Certainly the 1970s saw the beginnings of a grass roots ‘green’ movement, which has grown apace and become more visible now. So it is may be useful to ask why it started out then. The project blub says ‘Critically the period of economic, ecological and state crisis spawned a period of conflict, contestation and debate about the future direction of society of which alternative technologies were a part’.

And it says that, now, in the 2010’s ‘we are once again in a period of significant structural change. Economic crisis, ecological crisis associated with climate change and crises of state response. And yet again huge degree of interest in different eco-technical responses to crisis that seems to reflect period of experimentation in 1970s’. It finishes by asking ‘what are the similarities and differences between these periods when thinking about low carbon transition?’

It will be interesting to see what emerges and also to see what ideas emerge about where we go from here from another gathering on AT, this one being ‘AT@40’ in March at the Architectural Association in London. It has been called to mark forty years since the first large AT conference, which was held at UCL in 1972, and will be addressed by some of the original pioneers. However it’s not to be just an exercise in nostalgia. It will also look to the future and ask difficult questions such as, are grass roots community initiatives marginal distractions or vital seed-beds for change? Is technology enough, don’t we also need social change?

The latter issue had emerged at the 1972 UCL conference, at which one disgruntled participant said ‘I came here to talk about windmills, not politics’. It was an issue that continued to be debated within the AT movement. In 1973, AT pioneer Peter Harper wrote a seminal article in issue 5 of Undercurrents, which was in many ways the house magazine of the AT movement. He said that we needed to move beyond ‘AT’ gadgets, and look at how things were produced.
See: www.scribd.com/doc/9085962/Undercurrents-05-Winter-1973

Nearly 40 years on, this still hasn’t been resolved. The AT movement would no doubt be pleased to see that most of the wind projects in Denmark and Germany are locally owned by wind coops and the like, and even a few in the UK. But some bits of AT hardware are now being produced and sold just like any other consumer products. And some of the large-scale renewable energy technologies are designed, produced and run by large companies in ways that are very different to what some of the AT pioneers may have had in mind. As AT becomes a reality, at least in hardware terms, production issues may be the new focus- who produces what, how is production organised and controlled, where should it be based and how are the benefits and costs shared?

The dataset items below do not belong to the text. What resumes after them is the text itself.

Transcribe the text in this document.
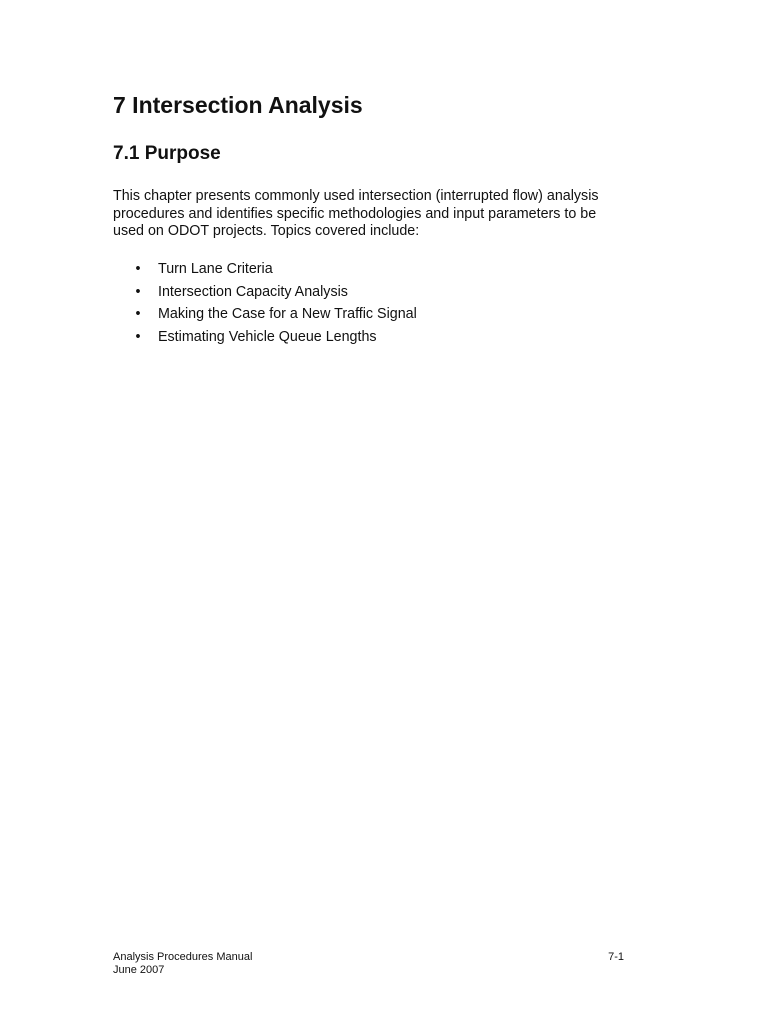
7 Intersection Analysis
7.1 Purpose

This chapter presents commonly used intersection (interrupted flow) analysis
procedures and identifies specific methodologies and input parameters to be
used on ODOT projects. Topics covered include:

• Turn Lane Criteria
• Intersection Capacity Analysis
• Making the Case for a New Traffic Signal
• Estimating Vehicle Queue Lengths
Analysis Procedures Manual
June 2007
7-1
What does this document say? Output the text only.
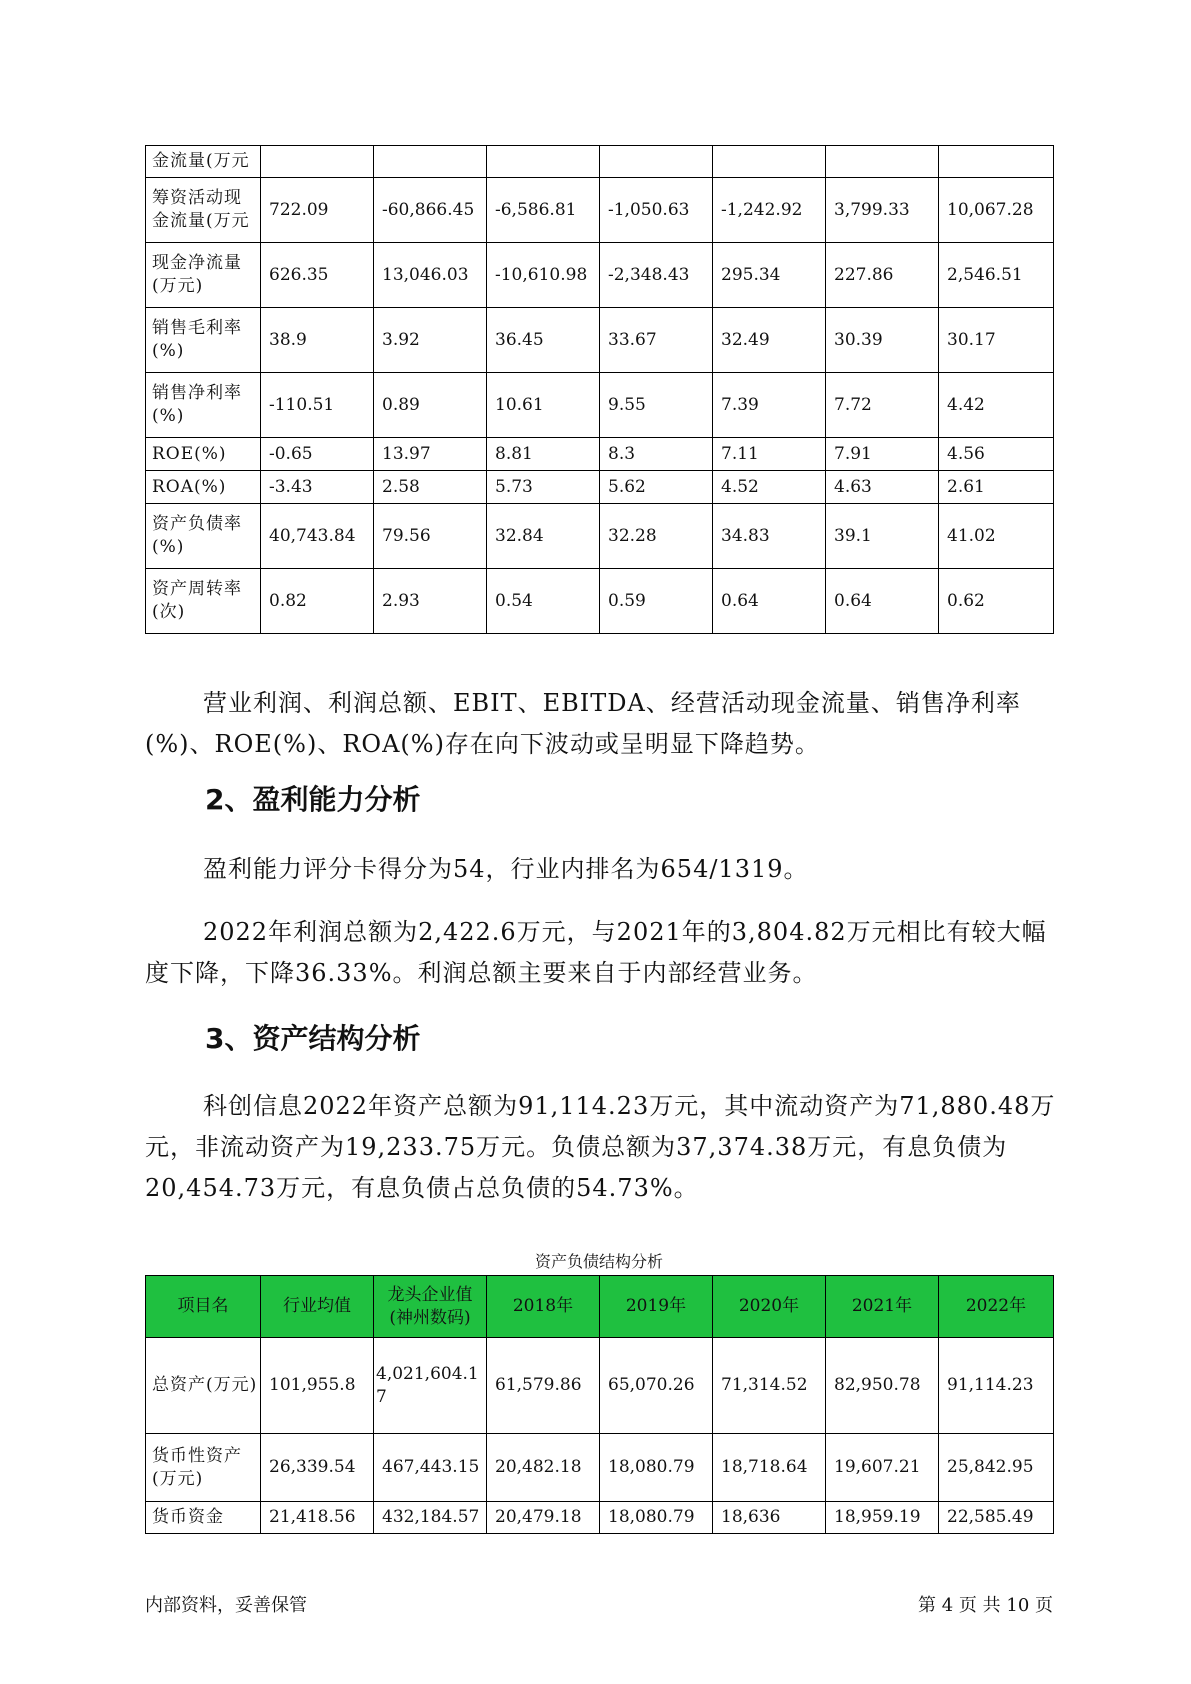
金流量(万元							
筹资活动现金流量(万元	722.09	-60,866.45	-6,586.81	-1,050.63	-1,242.92	3,799.33	10,067.28
现金净流量(万元)	626.35	13,046.03	-10,610.98	-2,348.43	295.34	227.86	2,546.51
销售毛利率(%)	38.9	3.92	36.45	33.67	32.49	30.39	30.17
销售净利率(%)	-110.51	0.89	10.61	9.55	7.39	7.72	4.42
ROE(%)	-0.65	13.97	8.81	8.3	7.11	7.91	4.56
ROA(%)	-3.43	2.58	5.73	5.62	4.52	4.63	2.61
资产负债率(%)	40,743.84	79.56	32.84	32.28	34.83	39.1	41.02
资产周转率(次)	0.82	2.93	0.54	0.59	0.64	0.64	0.62

营业利润、利润总额、EBIT、EBITDA、经营活动现金流量、销售净利率(%)、ROE(%)、ROA(%)存在向下波动或呈明显下降趋势。

2、盈利能力分析

盈利能力评分卡得分为54，行业内排名为654/1319。

2022年利润总额为2,422.6万元，与2021年的3,804.82万元相比有较大幅度下降，下降36.33%。利润总额主要来自于内部经营业务。

3、资产结构分析

科创信息2022年资产总额为91,114.23万元，其中流动资产为71,880.48万元，非流动资产为19,233.75万元。负债总额为37,374.38万元，有息负债为20,454.73万元，有息负债占总负债的54.73%。

资产负债结构分析
项目名	行业均值	龙头企业值(神州数码)	2018年	2019年	2020年	2021年	2022年
总资产(万元)	101,955.8	4,021,604.17	61,579.86	65,070.26	71,314.52	82,950.78	91,114.23
货币性资产(万元)	26,339.54	467,443.15	20,482.18	18,080.79	18,718.64	19,607.21	25,842.95
货币资金	21,418.56	432,184.57	20,479.18	18,080.79	18,636	18,959.19	22,585.49
内部资料，妥善保管	第 4 页 共 10 页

If there are modern messages from the AT movement then one could be that, after the recession, we can’t expect just to return to the comfort zone of metal-bashing industry and mass production- if we want to avoid climate change. We need a new economy and a new industry, producing new products. We know about some of the products we should be producing- green energy technology, and so on. And that’s beginning to happen. But we also need to think about how and where they are produced- what that means for resources and for people. That sounds like a call for a return to the old familiar debate, all but abandoned by the conventional political parties, over and ownership and control, although cast in a new greener light.

The Campaign against Climate Change, along with a range of Trade Union groups, have called for a ‘Just Transition’, in which the social and economic costs and benefits of moving towards a sustainable future are fairly distributed. That is even more important during a recession, when some see clean technology as being one way to stimulate a revival. Maybe we need a dash of radical AT thinking back in the mix.